言いたいことをはっきり言うあいつのお陰で、僕も少しずつ変わり始めている。
あんなに苦手だった百獣の王の様な父にも、言い返すようになった。
あんなにコンプレックスを抱いていた兄に引け目を感じていたはずの僕が、兄の存在なんか気にならなくなってきた。
比較されてるなんて気にしていたのは僕の単なる劣等感から来るものだったと最近気づいた。
兄も父も、僕が思うほど強い人間なんかじゃなかった。兄は副社長の職を解かれてからすっかりおとなしくなった。父はあれ以来、僕やヒビキをすごく頼りにしてくる。
あんなにいつも僕に口を出してきた母は、自分よりも口うるさい響を見ているうちに、僕にはなにも言わなくなっていた。響には敵わないと思ったのか、それとも反面教師か…。
そんな彼らから解放された僕は今、自由に僕の人生を謳歌している。響と寄り添いながら。
僕がゲイであることはとっくに昔からみんな気づいてた。
響が僕のパートナーになったことを彼らは別に反対しなかった。それどころか、幸せそうにしていることにやっと、ほっとしたと言っていることに驚いた。そんな風に思われてたなんておも思いもしなかった。
僕は僕が思っていた以上に、実は家族からこんなに愛されていたんだってことを知った。それは多分、あいつのお陰だ。響が僕に教えてくれた。

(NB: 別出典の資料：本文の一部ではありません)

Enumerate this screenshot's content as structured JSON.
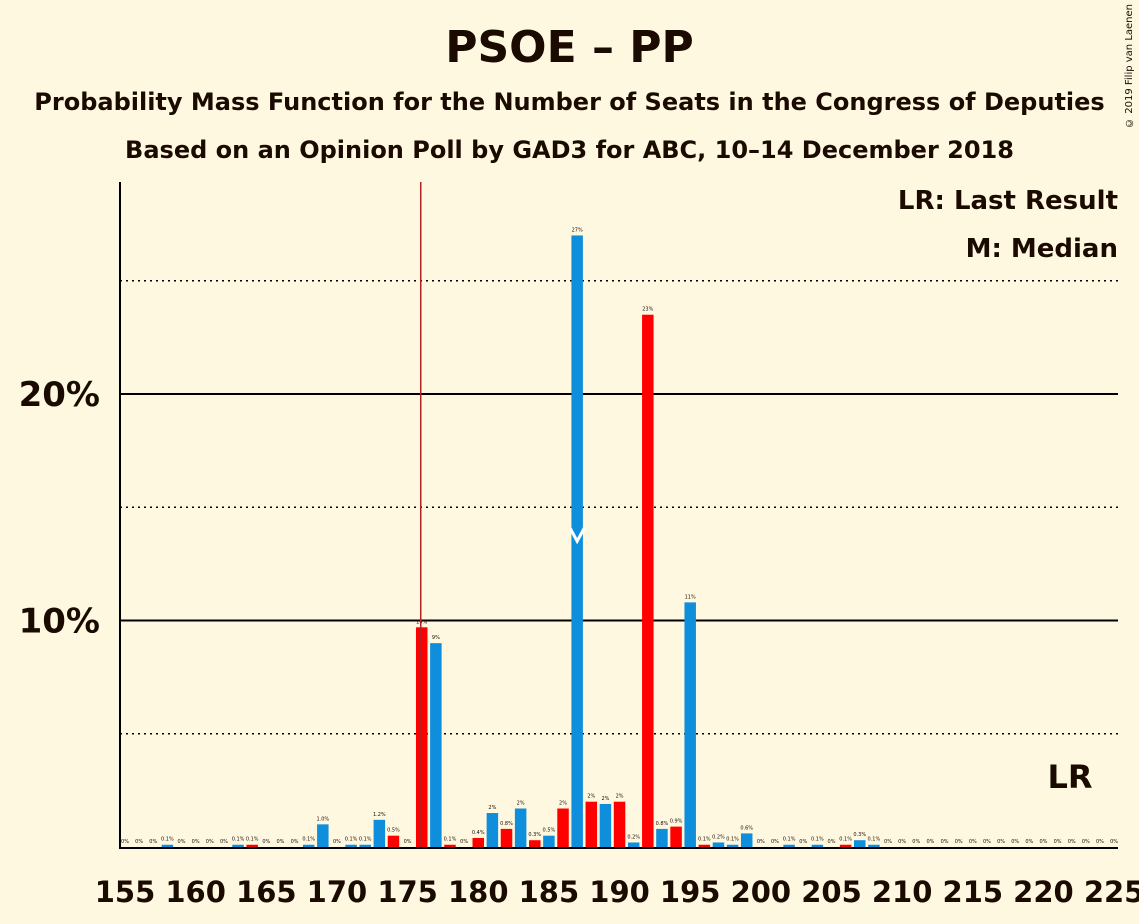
{
  "header": {
    "title": "PSOE – PP",
    "subtitle1": "Probability Mass Function for the Number of Seats in the Congress of Deputies",
    "subtitle2": "Based on an Opinion Poll by GAD3 for ABC, 10–14 December 2018",
    "copyright": "© 2019 Filip van Laenen"
  },
  "legend": {
    "lr": "LR: Last Result",
    "m": "M: Median",
    "lr_mark": "LR"
  },
  "colors": {
    "pmf": "#0F8FDB",
    "lr_bar": "#FF0000",
    "lr_line": "#B22222",
    "grid": "#000000",
    "background": "#FFF8E1"
  },
  "chart_data": {
    "type": "bar",
    "x": [
      155,
      156,
      157,
      158,
      159,
      160,
      161,
      162,
      163,
      164,
      165,
      166,
      167,
      168,
      169,
      170,
      171,
      172,
      173,
      174,
      175,
      176,
      177,
      178,
      179,
      180,
      181,
      182,
      183,
      184,
      185,
      186,
      187,
      188,
      189,
      190,
      191,
      192,
      193,
      194,
      195,
      196,
      197,
      198,
      199,
      200,
      201,
      202,
      203,
      204,
      205,
      206,
      207,
      208,
      209,
      210,
      211,
      212,
      213,
      214,
      215,
      216,
      217,
      218,
      219,
      220,
      221,
      222,
      223,
      224,
      225
    ],
    "values": [
      0,
      0,
      0,
      0.1,
      0,
      0,
      0,
      0,
      0.1,
      0.1,
      0,
      0,
      0,
      0.1,
      1.0,
      0,
      0.1,
      0.1,
      1.2,
      0.5,
      0,
      9.7,
      9.0,
      0.1,
      0,
      0.4,
      1.5,
      0.8,
      1.7,
      0.3,
      0.5,
      1.7,
      27.0,
      2.0,
      1.9,
      2.0,
      0.2,
      23.5,
      0.8,
      0.9,
      10.8,
      0.1,
      0.2,
      0.1,
      0.6,
      0,
      0,
      0.1,
      0,
      0.1,
      0,
      0.1,
      0.3,
      0.1,
      0,
      0,
      0,
      0,
      0,
      0,
      0,
      0,
      0,
      0,
      0,
      0,
      0,
      0,
      0,
      0,
      0
    ],
    "labels": [
      "0%",
      "0%",
      "0%",
      "0.1%",
      "0%",
      "0%",
      "0%",
      "0%",
      "0.1%",
      "0.1%",
      "0%",
      "0%",
      "0%",
      "0.1%",
      "1.0%",
      "0%",
      "0.1%",
      "0.1%",
      "1.2%",
      "0.5%",
      "0%",
      "10%",
      "9%",
      "0.1%",
      "0%",
      "0.4%",
      "2%",
      "0.8%",
      "2%",
      "0.3%",
      "0.5%",
      "2%",
      "27%",
      "2%",
      "2%",
      "2%",
      "0.2%",
      "23%",
      "0.8%",
      "0.9%",
      "11%",
      "0.1%",
      "0.2%",
      "0.1%",
      "0.6%",
      "0%",
      "0%",
      "0.1%",
      "0%",
      "0.1%",
      "0%",
      "0.1%",
      "0.3%",
      "0.1%",
      "0%",
      "0%",
      "0%",
      "0%",
      "0%",
      "0%",
      "0%",
      "0%",
      "0%",
      "0%",
      "0%",
      "0%",
      "0%",
      "0%",
      "0%",
      "0%",
      "0%"
    ],
    "red_bars": [
      164,
      174,
      176,
      178,
      180,
      182,
      184,
      186,
      188,
      190,
      192,
      194,
      196,
      206
    ],
    "last_result": 176,
    "median": 187,
    "median_marker_y": 13.5,
    "xticks": [
      155,
      160,
      165,
      170,
      175,
      180,
      185,
      190,
      195,
      200,
      205,
      210,
      215,
      220,
      225
    ],
    "yticks": [
      {
        "value": 10,
        "label": "10%"
      },
      {
        "value": 20,
        "label": "20%"
      }
    ],
    "dotted_lines": [
      5,
      15,
      25
    ],
    "ylim": [
      0,
      29.4
    ],
    "xlabel": "",
    "ylabel": ""
  }
}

愛について僕自身がちゃんと向き合ってこなかっただけで、そこにちゃんと最初から愛はあったんだってことを教えられたから。
最近じゃ、ヒビキは会社の主戦力のなっているから、父も兄もヒビキには頭が上がらない。僕はそんなあいつが誇らしい。
それに。
最近のあいつは前にもましてカッコいい。すぐそばにいる僕が毎日見てるのに見飽きないくらい、ヒビキはいつも輝いていて、思わず目を奪われる。
気がつくと目で追ってる自分に気づくんだ。
目が合うだけでドキドキするし、あの憎たらしい生意気な口でなんか言ってくる度に、そのうるさいけど愛おしい口を僕の唇で塞いでやりたくなる。
早く僕たちのうちに帰って、早くあいつと…。なんて。
そんなことを考えながら今日も僕はオフィスの大きな窓から青い空を見上げる。
外で自由に空を飛び回る鳥たちに今日もそっと微笑み掛けながら…。